Q. What's the trade-off between security and quality versus price? Should there be a basic standard with minimum requirements?
The cloud services market is still quite young and maturing. We are all working together on a solid, fair and affordable basis, with the help of standardisation (IEC, ISO) and related certification, as well as accountability and other frameworks, such as new legislation and international efforts, and of course good business sense and customers/passengers seeking basis assurances - the main framework for minimum and transparant requirements for all airliners).
Q. How do you think the cloud market will evolve?
It is interesting to take a good and in-depth look at already matured markets such as electricity, water, aviation and telecommunications. With these in mind, we can almost see the future.

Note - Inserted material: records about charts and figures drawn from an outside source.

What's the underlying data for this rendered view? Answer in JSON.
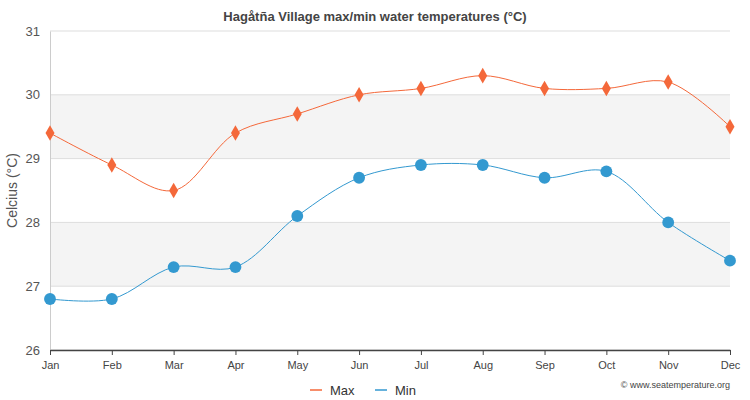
{
  "chart_data": {
    "type": "line",
    "title": "Hagåtña Village max/min water temperatures (°C)",
    "y_label": "Celcius (°C)",
    "categories": [
      "Jan",
      "Feb",
      "Mar",
      "Apr",
      "May",
      "Jun",
      "Jul",
      "Aug",
      "Sep",
      "Oct",
      "Nov",
      "Dec"
    ],
    "series": [
      {
        "name": "Max",
        "color": "#f4683a",
        "marker": "diamond",
        "values": [
          29.4,
          28.9,
          28.5,
          29.4,
          29.7,
          30.0,
          30.1,
          30.3,
          30.1,
          30.1,
          30.2,
          29.5
        ]
      },
      {
        "name": "Min",
        "color": "#3399d0",
        "marker": "circle",
        "values": [
          26.8,
          26.8,
          27.3,
          27.3,
          28.1,
          28.7,
          28.9,
          28.9,
          28.7,
          28.8,
          28.0,
          27.4
        ]
      }
    ],
    "ylim": [
      26,
      31
    ],
    "yticks": [
      26,
      27,
      28,
      29,
      30,
      31
    ],
    "grid": true,
    "legend": "bottom",
    "annotations": [
      "© www.seatemperature.org"
    ]
  }
}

Q. Is a typical cloud SLA an appendix to the main service agreement and does it have the same negotiation priority?
Yes, it is an important part of the main agreement. So are other parts, such as security policies, processer agreements, privacy level agreements. So negotiation thereof is of the same value as the main agreement. Perhaps it’s again good to refer to our EC SLA Standardisation Guidelines in general, and Chapter 1 in particular as it also addresses this topic.
Regarding ‘on demand cloud SLO/attributes and related SLAs’, I am convinced that in the future cloud service providers (CSPs) will have an a-la-carte menu, from which cloud customers can choose a vast amount of seperate on-demand service and service levels. We have already several CSPs (mainly IaaS deployment but also others) that are using this as an USP. Here I also refer back to Frédéric’s presentation.